Whatever follows is *necessarily *not a study, not a good study, and absolutely not a good scientific study.

Having said that, why is my post completely unrelated? Was there no patient? Was he in a controlled setting the entire time? Did he not spend the night? Were there no nurses? Did the “study” even exist before the alleged incidents following the surgery?

I agree that it matters but the point being made in this thread is that it is not **proof ** about what is or is not true, or what is or is not reality. We have subjective experiences and we make a decision about what that experience means to us and how it affects out lives. Nothing at all wrong with that. It’s how humans operate. We use a combination of objective facts {as best we understand them} and subjective experiences to determine our world view.
I think it’s important to realize we are still striving to understand and our interpretation of subjective experiences and anecdotal stories about those experiences will likely change as our understanding grows. That being the case that interpretation is not much more than an opinion. It’s a mistake to refer to that opinion as fact in any objective sense. It’s like insisting that your favorite fruit is actually a vegetable or vice versa.

In fact I’ll make the analogy that science {dealing with objective reality} and our subjective experiences are like fruits and vegetables in that they both are important parts of our lives but there’s no point in arguing that one is actually the other.

You have strong opinions about certain experiences and what it all means. That’s your choice. It’s completely inaccurate to refer to the examples you give as proof in any way. They’re not. That doesn’t mean you’re wrong about them. It does mean when others point out that it is not scientific evidence ,…they’re correct.
I have to wonder why this conversation is repeated with you so often on the boards. I never feel my beliefs are threatened by someone pointing out that I have no scientific evidence for my spiritual beliefs. It’s true, I don’t. So what? It has zero to do with whether my beliefs are valid or valuable.

Try me. What have you got to lose? I don’t believe you currently. The worst that could happen is that I continue not to believe you, and the best is that I become a rabid supporter. Come on, show that endurance! I very much want to know what the 5% is!

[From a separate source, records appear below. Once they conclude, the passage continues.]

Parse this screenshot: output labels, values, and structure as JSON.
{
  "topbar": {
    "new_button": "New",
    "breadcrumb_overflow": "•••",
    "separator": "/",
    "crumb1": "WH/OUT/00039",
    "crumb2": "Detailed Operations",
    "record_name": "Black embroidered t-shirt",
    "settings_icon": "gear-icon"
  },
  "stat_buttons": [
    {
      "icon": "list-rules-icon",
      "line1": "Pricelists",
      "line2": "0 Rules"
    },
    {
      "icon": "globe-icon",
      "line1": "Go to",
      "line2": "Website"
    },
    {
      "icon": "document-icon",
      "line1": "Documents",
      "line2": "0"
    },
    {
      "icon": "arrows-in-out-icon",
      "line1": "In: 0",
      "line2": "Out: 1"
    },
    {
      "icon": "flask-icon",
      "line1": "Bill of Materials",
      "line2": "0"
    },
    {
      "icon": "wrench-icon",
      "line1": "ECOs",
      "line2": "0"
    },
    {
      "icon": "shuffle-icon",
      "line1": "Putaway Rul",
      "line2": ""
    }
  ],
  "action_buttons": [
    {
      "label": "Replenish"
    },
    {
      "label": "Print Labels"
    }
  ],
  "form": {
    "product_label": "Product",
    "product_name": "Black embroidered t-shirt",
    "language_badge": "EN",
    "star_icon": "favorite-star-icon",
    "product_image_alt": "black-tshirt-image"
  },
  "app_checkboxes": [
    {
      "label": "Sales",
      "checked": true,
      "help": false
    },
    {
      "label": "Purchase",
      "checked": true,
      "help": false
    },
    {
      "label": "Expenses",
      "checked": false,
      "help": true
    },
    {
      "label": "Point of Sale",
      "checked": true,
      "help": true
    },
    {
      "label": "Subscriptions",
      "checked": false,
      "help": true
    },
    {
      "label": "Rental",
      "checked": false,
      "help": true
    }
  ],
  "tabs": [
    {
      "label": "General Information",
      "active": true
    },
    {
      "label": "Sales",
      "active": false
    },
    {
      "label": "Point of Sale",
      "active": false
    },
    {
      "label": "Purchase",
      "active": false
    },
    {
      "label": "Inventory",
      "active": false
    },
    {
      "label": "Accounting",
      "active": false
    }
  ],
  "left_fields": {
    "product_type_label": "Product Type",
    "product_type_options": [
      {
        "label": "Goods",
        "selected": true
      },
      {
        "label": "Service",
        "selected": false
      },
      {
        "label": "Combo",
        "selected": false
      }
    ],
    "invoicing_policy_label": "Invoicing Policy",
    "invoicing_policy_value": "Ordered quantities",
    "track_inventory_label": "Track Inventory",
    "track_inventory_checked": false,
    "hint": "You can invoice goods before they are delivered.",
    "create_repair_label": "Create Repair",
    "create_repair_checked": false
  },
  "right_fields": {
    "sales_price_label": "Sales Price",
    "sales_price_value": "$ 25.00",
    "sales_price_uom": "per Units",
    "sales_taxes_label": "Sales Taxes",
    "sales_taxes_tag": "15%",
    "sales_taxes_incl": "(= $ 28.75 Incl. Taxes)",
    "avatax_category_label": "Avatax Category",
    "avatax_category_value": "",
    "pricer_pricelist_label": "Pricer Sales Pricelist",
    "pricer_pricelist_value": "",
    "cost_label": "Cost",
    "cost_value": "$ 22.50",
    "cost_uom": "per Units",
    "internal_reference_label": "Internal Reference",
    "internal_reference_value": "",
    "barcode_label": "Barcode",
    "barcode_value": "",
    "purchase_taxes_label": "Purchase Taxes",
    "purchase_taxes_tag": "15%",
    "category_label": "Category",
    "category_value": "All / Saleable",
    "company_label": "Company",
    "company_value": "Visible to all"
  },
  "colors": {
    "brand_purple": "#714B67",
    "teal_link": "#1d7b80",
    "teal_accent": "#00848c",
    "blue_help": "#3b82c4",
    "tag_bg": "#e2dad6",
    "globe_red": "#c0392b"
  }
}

Still waiting on that quote, by the way.

I really appreciate your post, but my reality contains science, it is not science. Reality is everything, every person, every tree, every rock, mountain, drop of water, blade of grass, reality is what is. You can’t break it down into subjective or objective, right or wrong, black or white, that just isn’t reality, it’s only “accepted” reality which is false by definition. What people think, and believe does matter. They can not be separated into non-reality/reality by science or any other organization. If you are not dealing with all of reality you are not dealing with any of it. Many organizations in the past have tried to decide what people should believe in and what they should not believe in and otherwise attempt to control their lives, they all failed. I can remember when science studied reality and didn’t try to create it. When truth mattered and logic didn’t have to pass artificial doctrinal tests before it could be believed. I don’t live in your world of half-truths artificially manufactured by dogma.

If you’re only doing the science bit for everyone else, not yourself, wouldn’t it make sense to do it according to their constraints of what science actually is and is not?